I came across an article that listed the following five tactics to “Focus your Business on your Customer”. It seemed simple enough and I was motivated on reading it as I was getting more involved with Business Development. So what were the five tactics? Well, I’m glad you asked.
- If you have a Client Relationship Management system or are considering Client Relationship Management System I want you to rethink why you need it.
- Tie all of your systems together to create an Integrated Customer Service System.
- Provide your customers with a portal to your system.
- Write a customer service manifesto that ties together the mission, vision and values of your organization.
- Put a new face to customer service if the old one has failed, and failed again.
The article promised that “Do these 5 things and your customers will love you!”
Why do we need to keep talking about these things? In all the things being discussed, not a single one involves talking to the client! What does the client feel? What are their pains and gains? Do clients really care about your systems or the value they provide?

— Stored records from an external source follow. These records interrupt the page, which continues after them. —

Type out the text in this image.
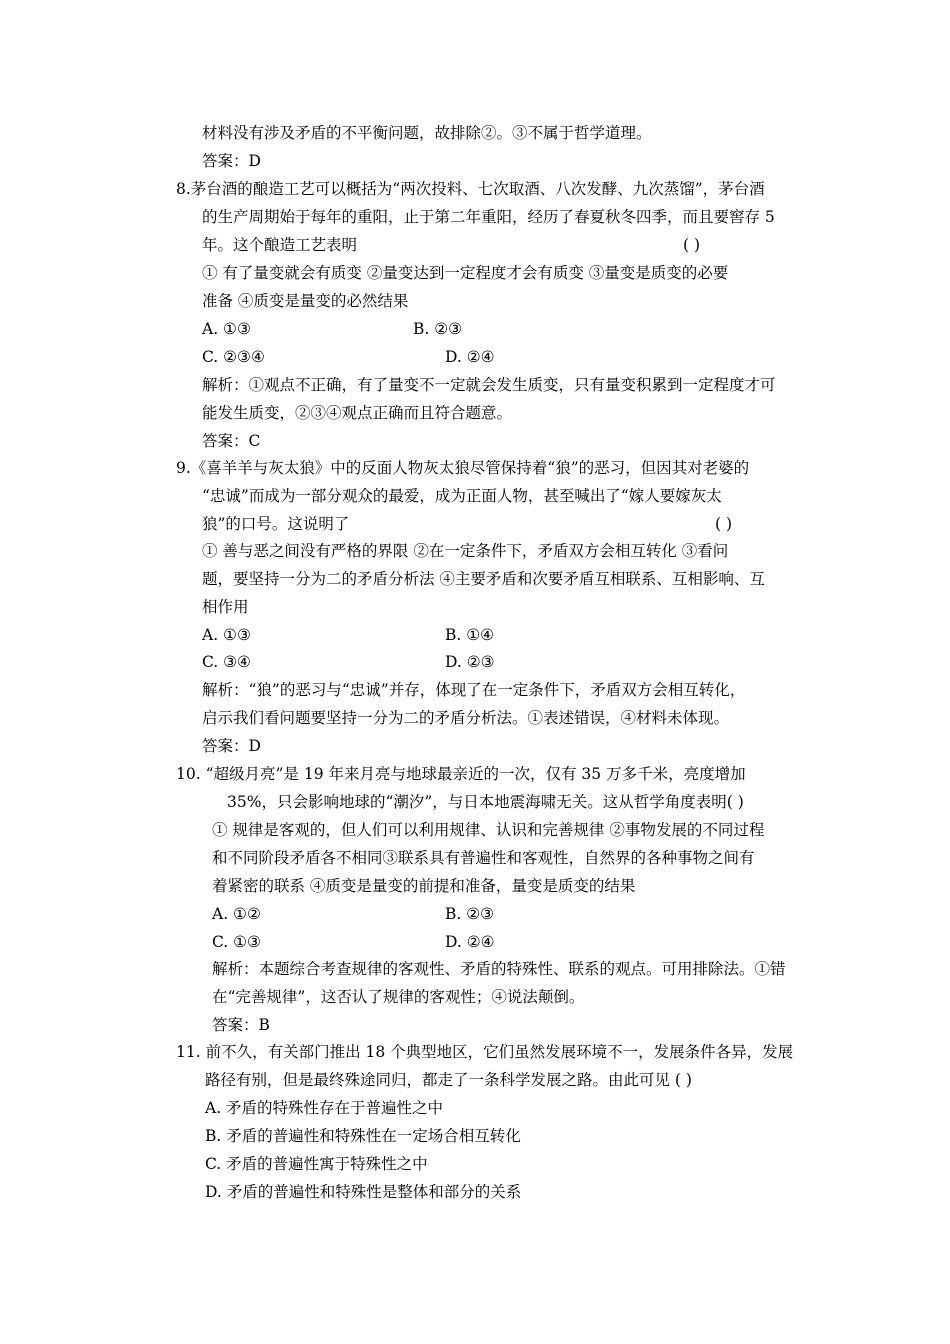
材料没有涉及矛盾的不平衡问题，故排除②。③不属于哲学道理。
答案：D
8.茅台酒的酿造工艺可以概括为“两次投料、七次取酒、八次发酵、九次蒸馏”，茅台酒
的生产周期始于每年的重阳，止于第二年重阳，经历了春夏秋冬四季，而且要窖存 5
年。这个酿造工艺表明	( )
① 有了量变就会有质变 ②量变达到一定程度才会有质变 ③量变是质变的必要
准备 ④质变是量变的必然结果
A. ①③	B. ②③
C. ②③④	D. ②④
解析：①观点不正确，有了量变不一定就会发生质变，只有量变积累到一定程度才可
能发生质变，②③④观点正确而且符合题意。
答案：C
9.《喜羊羊与灰太狼》中的反面人物灰太狼尽管保持着“狼”的恶习，但因其对老婆的
“忠诚”而成为一部分观众的最爱，成为正面人物，甚至喊出了“嫁人要嫁灰太
狼”的口号。这说明了	( )
① 善与恶之间没有严格的界限 ②在一定条件下，矛盾双方会相互转化 ③看问
题，要坚持一分为二的矛盾分析法 ④主要矛盾和次要矛盾互相联系、互相影响、互
相作用
A. ①③	B. ①④
C. ③④	D. ②③
解析：“狼”的恶习与“忠诚”并存，体现了在一定条件下，矛盾双方会相互转化，
启示我们看问题要坚持一分为二的矛盾分析法。①表述错误，④材料未体现。
答案：D
10. “超级月亮”是 19 年来月亮与地球最亲近的一次，仅有 35 万多千米，亮度增加
35%，只会影响地球的“潮汐”，与日本地震海啸无关。这从哲学角度表明( )
① 规律是客观的，但人们可以利用规律、认识和完善规律 ②事物发展的不同过程
和不同阶段矛盾各不相同③联系具有普遍性和客观性，自然界的各种事物之间有
着紧密的联系 ④质变是量变的前提和准备，量变是质变的结果
A. ①②	B. ②③
C. ①③	D. ②④
解析：本题综合考查规律的客观性、矛盾的特殊性、联系的观点。可用排除法。①错
在“完善规律”，这否认了规律的客观性；④说法颠倒。
答案：B
11. 前不久，有关部门推出 18 个典型地区，它们虽然发展环境不一，发展条件各异，发展
路径有别，但是最终殊途同归，都走了一条科学发展之路。由此可见 ( )
A. 矛盾的特殊性存在于普遍性之中
B. 矛盾的普遍性和特殊性在一定场合相互转化
C. 矛盾的普遍性寓于特殊性之中
D. 矛盾的普遍性和特殊性是整体和部分的关系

Why I love Innovation Games
I love Innovation Games for their singular focus on the customer. I adore playing Spider Web to highlight the interactions most of us don’t have with our clients. If you have never played the game, the idea is that you place your name at the center and the people you most interact with in a circle around you. You then draw lines to the people you interact with most frequently. Make the lines thicker for those people you interact with more frequently.
After all this is done, you ask the people to see how many actual clients they interact with frequently.
99% of the time this causes an audible gasp. And we wonder we why have challenges with our clients. We hardly ever talk to them!